Sur le plan politique, il contribuera fortement, par son
influence, au développement d’une ligne clairement
« européenne » dans la mouvance communiste
italienne. Quand certains s’inquiétaient de son
rapprochement avec des personnages comme
Amendola ou Berlinguer, il répondait par une
boutade : « ce n’est pas moi qui suis devenu
communiste. Ce sont les communistes qui sont
devenus spinelliens ». En Italie, bien sûr, en France,
cela aurait été une autre paire de manches.
Quoi qu’il en soit, ce solitaire a exercé une influence
étendue et durable sur de larges secteurs de
l’européanisme organisé pendant une quarantaine
d’années. On pouvait l’admirer, le craindre, le
détester, c’était son moindre souci. Quand il disparut
à 79 ans, après avoir marqué de son empreinte la
Commission européenne et le Parlement européen,
son éloge funèbre fût prononcé à Rome devant les
plus hautes personnalités de la République italienne,
les présidents de la Commission européenne, Jacques
Delors, et du Parlement européen, Pierre Pflimlin.
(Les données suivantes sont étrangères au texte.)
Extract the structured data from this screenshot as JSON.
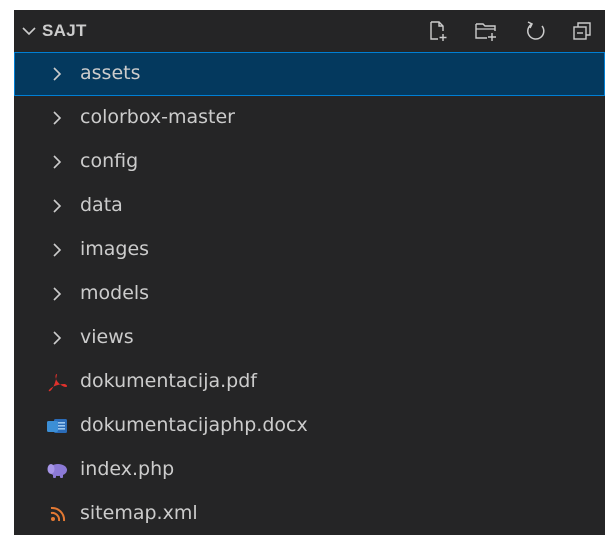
{
  "explorer": {
    "title": "SAJT",
    "actions": [
      "new-file-icon",
      "new-folder-icon",
      "refresh-icon",
      "collapse-all-icon"
    ],
    "folders": [
      {
        "label": "assets",
        "selected": true
      },
      {
        "label": "colorbox-master",
        "selected": false
      },
      {
        "label": "config",
        "selected": false
      },
      {
        "label": "data",
        "selected": false
      },
      {
        "label": "images",
        "selected": false
      },
      {
        "label": "models",
        "selected": false
      },
      {
        "label": "views",
        "selected": false
      }
    ],
    "files": [
      {
        "label": "dokumentacija.pdf",
        "icon": "pdf-icon"
      },
      {
        "label": "dokumentacijaphp.docx",
        "icon": "word-doc-icon"
      },
      {
        "label": "index.php",
        "icon": "php-icon"
      },
      {
        "label": "sitemap.xml",
        "icon": "rss-xml-icon"
      }
    ]
  },
  "colors": {
    "background": "#252526",
    "selection": "#04395e",
    "selection_border": "#007fd4",
    "text": "#cccccc",
    "pdf": "#e0312c",
    "word": "#3c8fd6",
    "php": "#8c7ad6",
    "xml": "#e37933"
  }
}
J’entends encore cet alsacien fondamentalement
démocrate chrétien saluer le leader fédéraliste
disparu, en ces termes : « cet homme était de la race
de ceux qui ne se résignent jamais. Jusqu’à son
dernier souffle, il a lutté pour l’Europe. En nous
quittant, il a laissé un admirable exemple et un ultime
espoir. Dans les périodes où l’Europe semble
s’enliser dans les marécages d’un faux réalisme, tu
nous dis, Cher Altiero Spinelli, « restez debout et
continuez » !

« A nome del Parlemento europeo, Altiero Spinelli,
ti dico la nostra amirazione, il nostro grazie ».